Dean’s passage reads: “In a recent conference presentation, Nate Kreuter noted another element that may be part of the future perspective. When we go online, he explains, ‘Information is not in short supply. Attention is.’ He suggests that one key to effective communication in this new writing space might be style-an idea that should inform future shifts in perspective.”
Those familiar with Richard Lanham‘s work will immediately recognize that the ideas attributed to me by Dean are really Lanham’s ideas, the ones he articulates at length in The Economics of Attention. I don’t recall the exact details of the conference presentation of two years ago, except to say that I am sure of two things: 1) that I certainly would have referenced Lanham in the presentation, and 2) that I attributed Lanham’s ideas to him.
In many ways, Dean’s understandable error, but error nonetheless, illustrates the risks of citing a conference presentation. Usually delivered verbally and without leaving an enduring video or audio recording, scholars are apt to misremember or misconstrue a conference presentation after the fact, particularly since most of us are not trained in the methods of responsible journalism.
Frankly, I’m also a bit surprised that English Journal‘s blind reviewers didn’t, 1) nix the idea of citing a conference presentation for which there is no enduring record, and/or 2) recognize immediately that the ideas incorrectly attributed to me are in fact the quite famous thesis of Richard Lanham’s most recent book, especially given the fact that Lanham is quite important to the field and that I, well, am not.
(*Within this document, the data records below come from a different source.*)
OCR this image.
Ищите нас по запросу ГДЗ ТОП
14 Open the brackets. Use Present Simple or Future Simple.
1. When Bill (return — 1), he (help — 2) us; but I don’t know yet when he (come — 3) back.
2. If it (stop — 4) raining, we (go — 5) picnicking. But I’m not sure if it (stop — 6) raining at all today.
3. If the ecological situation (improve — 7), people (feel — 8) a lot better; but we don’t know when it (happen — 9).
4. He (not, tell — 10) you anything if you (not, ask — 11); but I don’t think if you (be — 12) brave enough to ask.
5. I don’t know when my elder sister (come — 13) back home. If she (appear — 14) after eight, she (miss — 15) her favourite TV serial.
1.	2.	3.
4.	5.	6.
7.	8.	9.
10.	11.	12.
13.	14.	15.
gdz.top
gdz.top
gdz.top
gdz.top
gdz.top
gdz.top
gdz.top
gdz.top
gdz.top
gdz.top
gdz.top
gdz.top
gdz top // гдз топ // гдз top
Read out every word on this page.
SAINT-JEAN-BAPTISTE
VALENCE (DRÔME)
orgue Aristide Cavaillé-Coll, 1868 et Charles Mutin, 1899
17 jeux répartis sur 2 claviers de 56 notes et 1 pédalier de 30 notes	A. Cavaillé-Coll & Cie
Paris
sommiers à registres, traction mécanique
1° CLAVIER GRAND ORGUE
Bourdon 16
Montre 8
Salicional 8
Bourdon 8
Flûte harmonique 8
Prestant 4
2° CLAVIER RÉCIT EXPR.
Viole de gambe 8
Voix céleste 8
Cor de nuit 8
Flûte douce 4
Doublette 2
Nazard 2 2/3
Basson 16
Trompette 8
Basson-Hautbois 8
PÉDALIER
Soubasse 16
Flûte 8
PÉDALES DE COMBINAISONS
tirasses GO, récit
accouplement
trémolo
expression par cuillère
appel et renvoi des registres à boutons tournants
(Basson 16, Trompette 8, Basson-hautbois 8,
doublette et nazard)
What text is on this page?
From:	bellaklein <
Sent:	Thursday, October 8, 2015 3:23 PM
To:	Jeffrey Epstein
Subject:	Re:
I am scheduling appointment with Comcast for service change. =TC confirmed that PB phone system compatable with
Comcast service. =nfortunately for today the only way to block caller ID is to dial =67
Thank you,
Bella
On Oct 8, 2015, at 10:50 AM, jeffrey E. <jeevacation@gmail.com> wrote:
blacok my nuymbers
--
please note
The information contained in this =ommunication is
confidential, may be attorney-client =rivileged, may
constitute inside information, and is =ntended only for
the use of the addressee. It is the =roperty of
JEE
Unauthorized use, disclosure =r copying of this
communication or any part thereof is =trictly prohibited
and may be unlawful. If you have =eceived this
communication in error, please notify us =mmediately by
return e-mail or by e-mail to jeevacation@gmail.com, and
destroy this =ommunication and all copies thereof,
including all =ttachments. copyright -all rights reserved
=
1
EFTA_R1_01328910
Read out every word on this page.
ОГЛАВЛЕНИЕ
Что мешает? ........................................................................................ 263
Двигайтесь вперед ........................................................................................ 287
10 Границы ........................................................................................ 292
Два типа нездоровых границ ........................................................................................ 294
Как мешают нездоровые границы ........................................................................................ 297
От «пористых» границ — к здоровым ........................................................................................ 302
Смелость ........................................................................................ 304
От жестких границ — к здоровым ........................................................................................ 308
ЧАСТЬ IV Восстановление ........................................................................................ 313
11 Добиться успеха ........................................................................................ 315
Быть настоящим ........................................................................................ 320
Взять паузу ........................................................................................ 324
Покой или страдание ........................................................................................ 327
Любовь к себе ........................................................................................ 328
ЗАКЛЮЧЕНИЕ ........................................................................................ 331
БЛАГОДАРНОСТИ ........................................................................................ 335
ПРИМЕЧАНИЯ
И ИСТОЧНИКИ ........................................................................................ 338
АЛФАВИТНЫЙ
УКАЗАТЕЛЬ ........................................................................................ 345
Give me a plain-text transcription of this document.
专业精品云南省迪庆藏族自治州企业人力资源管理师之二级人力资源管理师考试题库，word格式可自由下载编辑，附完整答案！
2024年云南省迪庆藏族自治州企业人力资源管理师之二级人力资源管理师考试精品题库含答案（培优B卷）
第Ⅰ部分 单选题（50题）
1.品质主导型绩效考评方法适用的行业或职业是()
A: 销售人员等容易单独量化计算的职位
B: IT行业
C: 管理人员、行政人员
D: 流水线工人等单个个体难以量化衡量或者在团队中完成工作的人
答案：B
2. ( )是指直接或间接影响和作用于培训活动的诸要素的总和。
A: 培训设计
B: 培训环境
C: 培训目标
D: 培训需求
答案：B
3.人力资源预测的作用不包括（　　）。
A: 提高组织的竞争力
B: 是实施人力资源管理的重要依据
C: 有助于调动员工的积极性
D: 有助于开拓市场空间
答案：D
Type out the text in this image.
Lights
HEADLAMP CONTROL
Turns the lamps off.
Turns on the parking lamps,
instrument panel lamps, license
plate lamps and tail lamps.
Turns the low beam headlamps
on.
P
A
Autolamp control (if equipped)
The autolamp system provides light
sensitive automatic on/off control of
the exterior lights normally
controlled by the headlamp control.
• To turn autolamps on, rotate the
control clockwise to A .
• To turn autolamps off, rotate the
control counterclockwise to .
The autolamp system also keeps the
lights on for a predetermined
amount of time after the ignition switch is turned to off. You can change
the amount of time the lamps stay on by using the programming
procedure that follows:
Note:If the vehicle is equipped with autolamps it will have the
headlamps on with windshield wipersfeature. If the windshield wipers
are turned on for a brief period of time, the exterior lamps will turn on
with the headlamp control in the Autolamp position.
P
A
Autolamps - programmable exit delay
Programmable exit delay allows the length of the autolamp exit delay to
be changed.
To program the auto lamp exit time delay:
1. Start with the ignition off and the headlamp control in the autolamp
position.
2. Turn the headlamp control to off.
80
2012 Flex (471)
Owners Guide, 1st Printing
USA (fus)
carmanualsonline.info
I have been an evangelist on behalf of Richard Lanham’s work for some time now. I’m happy that his ideas on the economics of attention (incorrectly attributed to me by Dean in this case) are finding purchase with a range of scholars. I do believe, from what I observe in the world, that Lanham’s notion that attention, rather than information, is what’s in short supply in the information economy, is correct. And that the notion is correct has potentially dramatic consequences for rhetoric and rhetorical instruction. And while I have evangelized widely on behalf of Lanham’s idea, I certainly couldn’t take credit for it.